Bracken, a Tulane parent, got a laugh at the beginning of his presentation by praising Tulane University as a leader in innovation, not so much for its role in the recovery of New Orleans or the transformation of public education but for the transformation of his two sons.

Bracken showed the audience two sets of photos of Richard Bracken Jr. (L ’09) and Robert Bracken (A ’08). In the first set, Richard, with a guitar perched on his lap, looked up from beneath a mop of shaggy hair while Robert smiled blissfully while traveling in South America. In the second set of photos, both Richard and Robert were cleanly shaven and wearing coats and ties.

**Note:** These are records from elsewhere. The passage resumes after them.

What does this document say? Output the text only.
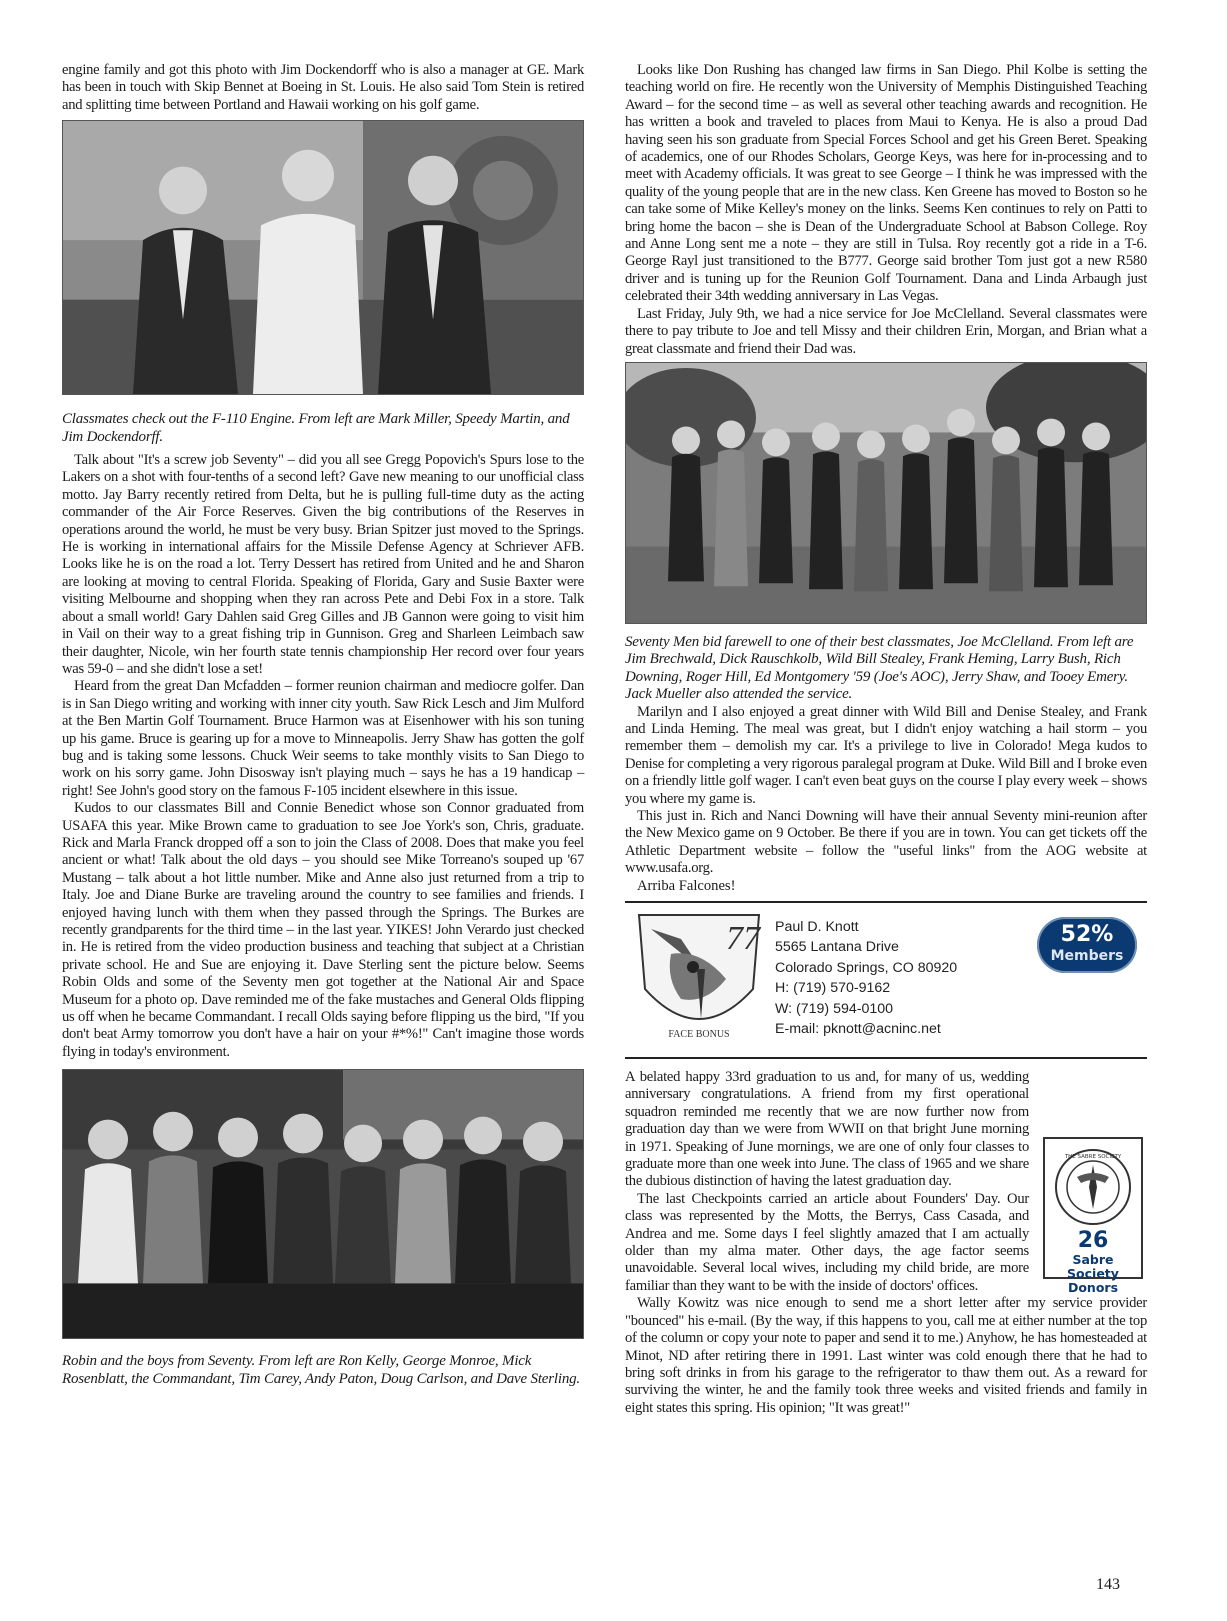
engine family and got this photo with Jim Dockendorff who is also a manager at GE. Mark has been in touch with Skip Bennet at Boeing in St. Louis. He also said Tom Stein is retired and splitting time between Portland and Hawaii working on his golf game.

Classmates check out the F-110 Engine. From left are Mark Miller, Speedy Martin, and Jim Dockendorff.

Talk about "It's a screw job Seventy" – did you all see Gregg Popovich's Spurs lose to the Lakers on a shot with four-tenths of a second left? Gave new meaning to our unofficial class motto. Jay Barry recently retired from Delta, but he is pulling full-time duty as the acting commander of the Air Force Reserves. Given the big contributions of the Reserves in operations around the world, he must be very busy. Brian Spitzer just moved to the Springs. He is working in international affairs for the Missile Defense Agency at Schriever AFB. Looks like he is on the road a lot. Terry Dessert has retired from United and he and Sharon are looking at moving to central Florida. Speaking of Florida, Gary and Susie Baxter were visiting Melbourne and shopping when they ran across Pete and Debi Fox in a store. Talk about a small world! Gary Dahlen said Greg Gilles and JB Gannon were going to visit him in Vail on their way to a great fishing trip in Gunnison. Greg and Sharleen Leimbach saw their daughter, Nicole, win her fourth state tennis championship Her record over four years was 59-0 – and she didn't lose a set!

Heard from the great Dan Mcfadden – former reunion chairman and mediocre golfer. Dan is in San Diego writing and working with inner city youth. Saw Rick Lesch and Jim Mulford at the Ben Martin Golf Tournament. Bruce Harmon was at Eisenhower with his son tuning up his game. Bruce is gearing up for a move to Minneapolis. Jerry Shaw has gotten the golf bug and is taking some lessons. Chuck Weir seems to take monthly visits to San Diego to work on his sorry game. John Disosway isn't playing much – says he has a 19 handicap – right! See John's good story on the famous F-105 incident elsewhere in this issue.

Kudos to our classmates Bill and Connie Benedict whose son Connor graduated from USAFA this year. Mike Brown came to graduation to see Joe York's son, Chris, graduate. Rick and Marla Franck dropped off a son to join the Class of 2008. Does that make you feel ancient or what! Talk about the old days – you should see Mike Torreano's souped up '67 Mustang – talk about a hot little number. Mike and Anne also just returned from a trip to Italy. Joe and Diane Burke are traveling around the country to see families and friends. I enjoyed having lunch with them when they passed through the Springs. The Burkes are recently grandparents for the third time – in the last year. YIKES! John Verardo just checked in. He is retired from the video production business and teaching that subject at a Christian private school. He and Sue are enjoying it. Dave Sterling sent the picture below. Seems Robin Olds and some of the Seventy men got together at the National Air and Space Museum for a photo op. Dave reminded me of the fake mustaches and General Olds flipping us off when he became Commandant. I recall Olds saying before flipping us the bird, "If you don't beat Army tomorrow you don't have a hair on your #*%!" Can't imagine those words flying in today's environment.

Robin and the boys from Seventy. From left are Ron Kelly, George Monroe, Mick Rosenblatt, the Commandant, Tim Carey, Andy Paton, Doug Carlson, and Dave Sterling.

Looks like Don Rushing has changed law firms in San Diego. Phil Kolbe is setting the teaching world on fire. He recently won the University of Memphis Distinguished Teaching Award – for the second time – as well as several other teaching awards and recognition. He has written a book and traveled to places from Maui to Kenya. He is also a proud Dad having seen his son graduate from Special Forces School and get his Green Beret. Speaking of academics, one of our Rhodes Scholars, George Keys, was here for in-processing and to meet with Academy officials. It was great to see George – I think he was impressed with the quality of the young people that are in the new class. Ken Greene has moved to Boston so he can take some of Mike Kelley's money on the links. Seems Ken continues to rely on Patti to bring home the bacon – she is Dean of the Undergraduate School at Babson College. Roy and Anne Long sent me a note – they are still in Tulsa. Roy recently got a ride in a T-6. George Rayl just transitioned to the B777. George said brother Tom just got a new R580 driver and is tuning up for the Reunion Golf Tournament. Dana and Linda Arbaugh just celebrated their 34th wedding anniversary in Las Vegas.

Last Friday, July 9th, we had a nice service for Joe McClelland. Several classmates were there to pay tribute to Joe and tell Missy and their children Erin, Morgan, and Brian what a great classmate and friend their Dad was.

Seventy Men bid farewell to one of their best classmates, Joe McClelland. From left are Jim Brechwald, Dick Rauschkolb, Wild Bill Stealey, Frank Heming, Larry Bush, Rich Downing, Roger Hill, Ed Montgomery '59 (Joe's AOC), Jerry Shaw, and Tooey Emery. Jack Mueller also attended the service.

Marilyn and I also enjoyed a great dinner with Wild Bill and Denise Stealey, and Frank and Linda Heming. The meal was great, but I didn't enjoy watching a hail storm – you remember them – demolish my car. It's a privilege to live in Colorado! Mega kudos to Denise for completing a very rigorous paralegal program at Duke. Wild Bill and I broke even on a friendly little golf wager. I can't even beat guys on the course I play every week – shows you where my game is.

This just in. Rich and Nanci Downing will have their annual Seventy mini-reunion after the New Mexico game on 9 October. Be there if you are in town. You can get tickets off the Athletic Department website – follow the "useful links" from the AOG website at www.usafa.org.

Arriba Falcones!
77
FACE BONUS
Paul D. Knott
5565 Lantana Drive
Colorado Springs, CO 80920
H: (719) 570-9162
W: (719) 594-0100
E-mail: pknott@acninc.net
52%
Members

A belated happy 33rd graduation to us and, for many of us, wedding anniversary congratulations. A friend from my first operational squadron reminded me recently that we are now further now from graduation day than we were from WWII on that bright June morning in 1971. Speaking of June mornings, we are one of only four classes to graduate more than one week into June. The class of 1965 and we share the dubious distinction of having the latest graduation day.

The last Checkpoints carried an article about Founders' Day. Our class was represented by the Motts, the Berrys, Cass Casada, and Andrea and me. Some days I feel slightly amazed that I am actually older than my alma mater. Other days, the age factor seems unavoidable. Several local wives, including my child bride, are more familiar than they want to be with the inside of doctors' offices.

Wally Kowitz was nice enough to send me a short letter after my service provider "bounced" his e-mail. (By the way, if this happens to you, call me at either number at the top of the column or copy your note to paper and send it to me.) Anyhow, he has homesteaded at Minot, ND after retiring there in 1991. Last winter was cold enough there that he had to bring soft drinks in from his garage to the refrigerator to thaw them out. As a reward for surviving the winter, he and the family took three weeks and visited friends and family in eight states this spring. His opinion; "It was great!"

THE SABRE SOCIETY
26
Sabre Society
Donors
143
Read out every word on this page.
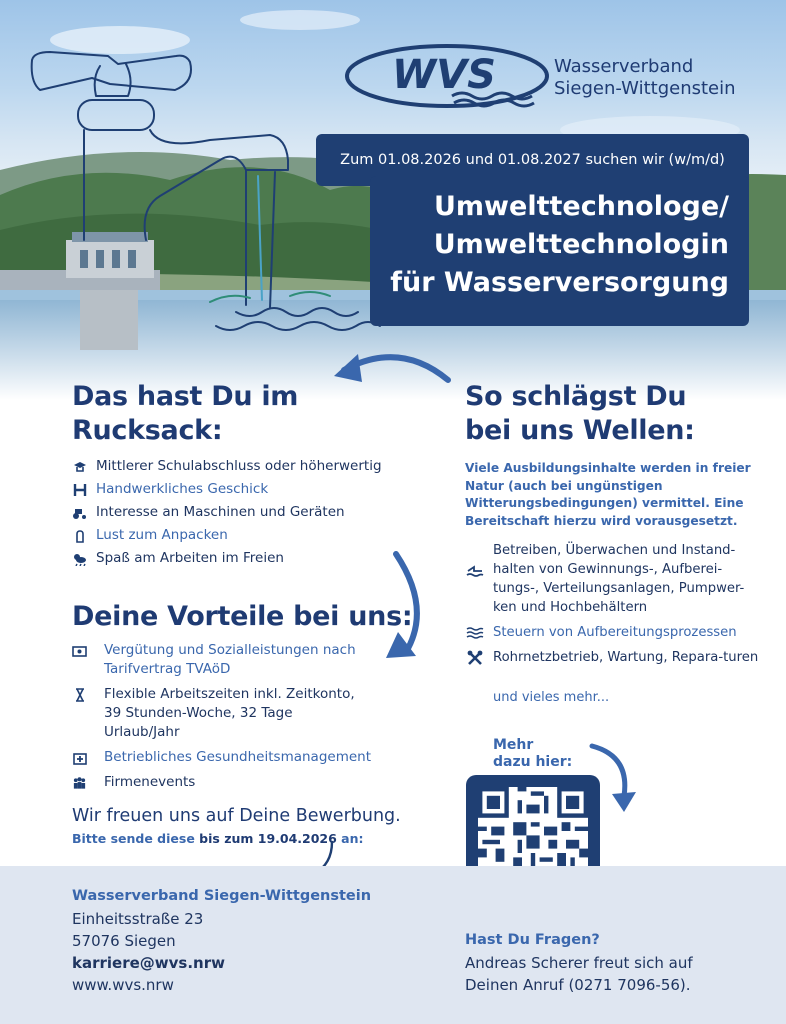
WVS	Wasserverband
Siegen-Wittgenstein
Zum 01.08.2026 und 01.08.2027 suchen wir (w/m/d)
Umwelttechnologe/
Umwelttechnologin
für Wasserversorgung
Das hast Du im
Rucksack:
Mittlerer Schulabschluss oder höherwertig
Handwerkliches Geschick
Interesse an Maschinen und Geräten
Lust zum Anpacken
Spaß am Arbeiten im Freien
Deine Vorteile bei uns:
Vergütung und Sozialleistungen nach Tarifvertrag TVAöD
Flexible Arbeitszeiten inkl. Zeitkonto, 39 Stunden-Woche, 32 Tage Urlaub/Jahr
Betriebliches Gesundheitsmanagement
Firmenevents
So schlägst Du
bei uns Wellen:
Viele Ausbildungsinhalte werden in freier Natur (auch bei ungünstigen Witterungsbedingungen) vermittel. Eine Bereitschaft hierzu wird vorausgesetzt.
Betreiben, Überwachen und Instand-halten von Gewinnungs-, Aufberei-tungs-, Verteilungsanlagen, Pumpwer-ken und Hochbehältern
Steuern von Aufbereitungsprozessen
Rohrnetzbetrieb, Wartung, Repara-turen
und vieles mehr...
Mehr
dazu hier:
Wir freuen uns auf Deine Bewerbung.
Bitte sende diese bis zum 19.04.2026 an:
Wasserverband Siegen-Wittgenstein
Einheitsstraße 23
57076 Siegen
karriere@wvs.nrw
www.wvs.nrw
Hast Du Fragen?
Andreas Scherer freut sich auf
Deinen Anruf (0271 7096-56).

“Tulane worked some pretty serious innovation on these guys,” Bracken said. “It took me about two months to get this second set of pictures done, but my great thanks to the faculty of Tulane and their respective colleges for really working some magic on these fellas.”

In addition to Bracken, this year’s forum featured a wide range of speakers addressing the role of innovation, including retired Maj. Gen. David M. Mize of Apogen Technologies/QinetiQ, Debra Neill Baker and Edwin Neill III of Neil Corp., William F. Borne of Amedisys, Jim Bridger of New Orleans Public Belt Railroad, Todd M. Hornbeck of Hornbeck Offshore Services Inc., and Matthew M. Wisdom of TurboSquid Inc.